Weil der Bechdel-Test zwar ziemlich cool ist, aber dennoch manchmal zu kurz greift, nehme ich im Blockbuster-Check Mainstream-Filme hinsichtlich einzelner Elemente kritisch unter die Lupe.

Achtung: Auf Grund der Herangehensweise kann der Blockbuster-Check nicht spoilerfrei sein!

Dies ist der erste Blockbuster-Check eines Berlinale-Films. (Bedeutungsvolle Pause)

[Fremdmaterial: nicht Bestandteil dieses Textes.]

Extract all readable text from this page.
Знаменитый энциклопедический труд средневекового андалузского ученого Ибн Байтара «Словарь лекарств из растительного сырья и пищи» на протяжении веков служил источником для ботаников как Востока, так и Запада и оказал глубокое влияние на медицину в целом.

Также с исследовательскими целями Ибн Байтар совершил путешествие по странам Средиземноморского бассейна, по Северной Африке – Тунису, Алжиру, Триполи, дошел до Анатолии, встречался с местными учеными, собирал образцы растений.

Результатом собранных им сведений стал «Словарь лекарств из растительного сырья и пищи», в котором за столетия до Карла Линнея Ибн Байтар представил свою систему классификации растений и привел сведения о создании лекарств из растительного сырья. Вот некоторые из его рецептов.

Vorab: Den Bechdel-Test besteht Logan übrigens nicht. Und nur damit am Ende keiner heult: ACHTUNG SPOILER!!

Held_innen

Fehlanzeige. Logan tut so, als würde er mit der kleinen Laura (Dafne Keen) eine Heldin inszenieren. Tatsächlich handelt es sich bei dem Mädchen aber nur um eine Erweiterung der männlichen Hauptfigur. Laura steht als Tochter Wolverines in maximaler Abhängigkeit zum Helden. Über das Verwandtschaftsverhältnis hinaus erfährt sie keinerlei Charakterisierung. Über einen Großteil des Films hinweg hat sie zudem im wahrsten Sinne des Wortes keine Stimme. Laura ist zwar ein würdiger Sidekick, aber niemals mehr als das. Ihre Figur macht keinerlei Entwicklung durch und ihre „Agenda“ ist nicht mehr als ein gesunder Überlebenstrieb.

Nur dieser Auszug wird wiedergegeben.